Non-Topological Soliton Bardeen Boson Stars and Their Frozen States

Abstract: We investigate a Bardeen model coupling Einstein gravity with nonlinear electromagnetic fields and non-topological soliton complex scalar fields, governed by the magnetic charge $\tilde{q}$, the complex scalar field frequency $\tilde{\omega}$, and the self-interaction parameter $\tilde{\eta}$. Our results reveal that the magnetic charge $\tilde{q}$ exhibits $\tilde{\eta}$-dependent critical values $\tilde{q}c$, beyond which ($\tilde{q} > \tilde{q}_c$) Bardeen boson stars (BBSs) may transition into frozen states ($\tilde{\omega} \to 0$).

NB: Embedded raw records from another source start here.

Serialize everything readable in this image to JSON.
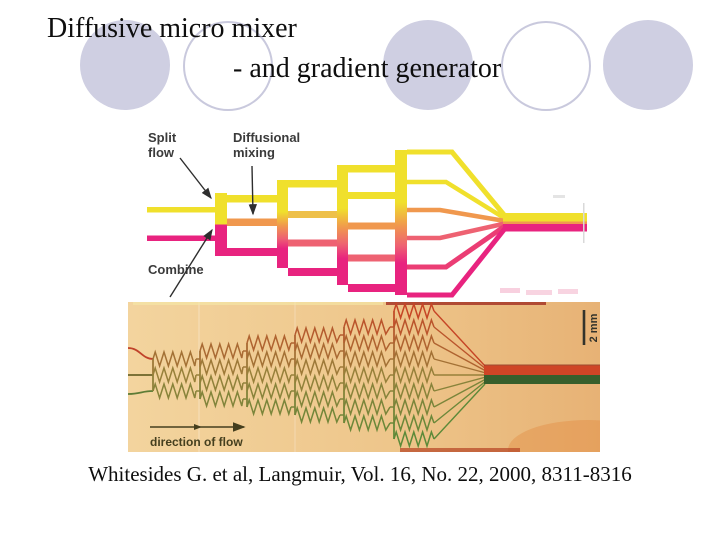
{
  "slide": {
    "title_line1": "Diffusive micro mixer",
    "title_line2": "- and gradient generator",
    "citation": "Whitesides G. et al, Langmuir, Vol. 16, No. 22, 2000, 8311-8316",
    "decor": {
      "circle_fill": "#cfcfe2",
      "circle_stroke": "#c9c9dd",
      "circles": [
        "filled",
        "outlined",
        "filled",
        "outlined",
        "filled"
      ]
    }
  },
  "mixer_diagram": {
    "labels": {
      "split1": "Split",
      "split2": "flow",
      "diff1": "Diffusional",
      "diff2": "mixing",
      "combine": "Combine"
    },
    "colors": {
      "yellow": "#f0e02c",
      "amber": "#eec04a",
      "orange": "#f0984e",
      "pink": "#ee6272",
      "rose": "#eb3d74",
      "magenta": "#e8237f"
    },
    "structure": {
      "inputs": 2,
      "split_stages": 4,
      "streams_per_stage": [
        3,
        4,
        5,
        6
      ],
      "combined_outputs": 1
    }
  },
  "photo": {
    "labels": {
      "direction_of_flow": "direction of flow",
      "scale": "2 mm"
    },
    "colors": {
      "background": "#eec68b",
      "channel_red": "#c64526",
      "channel_olive": "#97803a",
      "channel_green": "#5c8a39",
      "outlet_red": "#cf4526",
      "outlet_green": "#375f2c"
    },
    "groups": [
      {
        "rows": 3
      },
      {
        "rows": 4
      },
      {
        "rows": 5
      },
      {
        "rows": 6
      },
      {
        "rows": 7
      },
      {
        "rows": 9
      }
    ]
  }
}
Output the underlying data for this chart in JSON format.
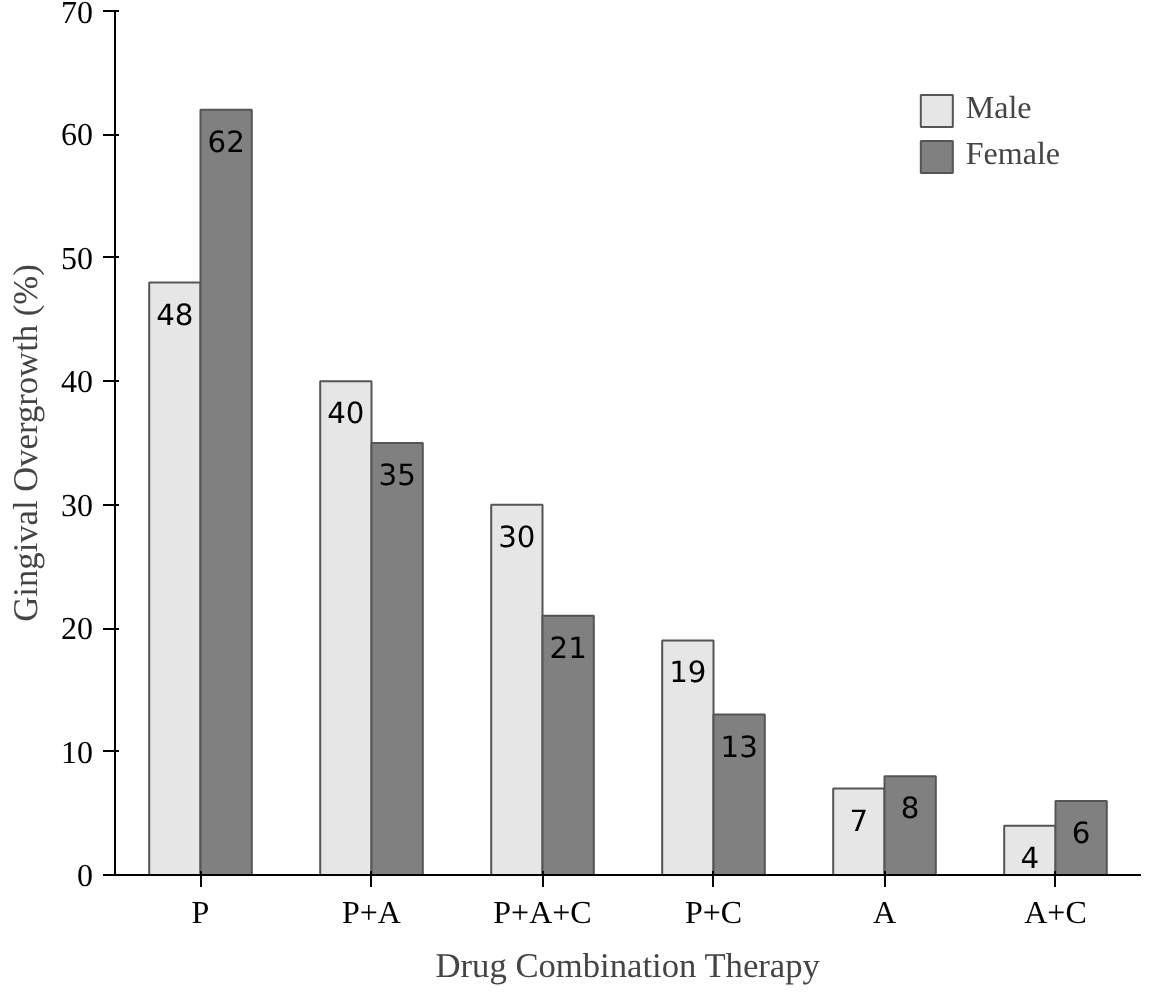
{
  "chart_data": {
    "type": "bar",
    "xlabel": "Drug Combination Therapy",
    "ylabel": "Gingival Overgrowth (%)",
    "categories": [
      "P",
      "P+A",
      "P+A+C",
      "P+C",
      "A",
      "A+C"
    ],
    "series": [
      {
        "name": "Male",
        "color": "#e6e6e6",
        "values": [
          48,
          40,
          30,
          19,
          7,
          4
        ]
      },
      {
        "name": "Female",
        "color": "#808080",
        "values": [
          62,
          35,
          21,
          13,
          8,
          6
        ]
      }
    ],
    "ylim": [
      0,
      70
    ],
    "yticks": [
      0,
      10,
      20,
      30,
      40,
      50,
      60,
      70
    ],
    "grid": false,
    "legend": "top right",
    "data_labels": true
  }
}
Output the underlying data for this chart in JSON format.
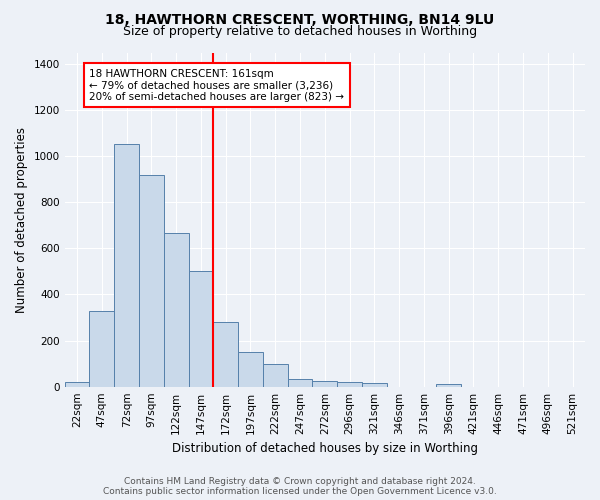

These frozen states are characterized by a critical horizon whose radius $\tilde r^\mathrm{H}{c}$ satisfies $\tilde r_{\text{inner}}^{\text{H,RN}} < \tilde r_{c} < \tilde r_{\text{outer}}^{\text{H,RN}}$, where $\tilde r_{\text{inner}}^{\text{H,RN}}$ and $\tilde r_{\text{outer}}^{\text{RN}}$ denote the inner and outer horizons of magnetic Reissner-Nordstr\"{o}m (RN) black holes with equivalent mass and magnetic charge. Notably, the ADM mass of frozen BBSs is independent of $\tilde{\eta}$. Furthermore, light ring (LR) solutions exist universally across all tested combinations of $\tilde{q}$ and $\tilde{\eta}$, with all frozen BBSs exhibiting LRs whose outer radius $\tilde r_{\text{outer}}^{\text{LR}}$ is independent of $\tilde{\eta}$. Compared to magnetic RN black holes, frozen BBSs possess a smaller outer LR radius ($\tilde r_{\text{outer}}^{\text{LR}} < \tilde r_{\text{outer}}^{\text{LR, RN}}$).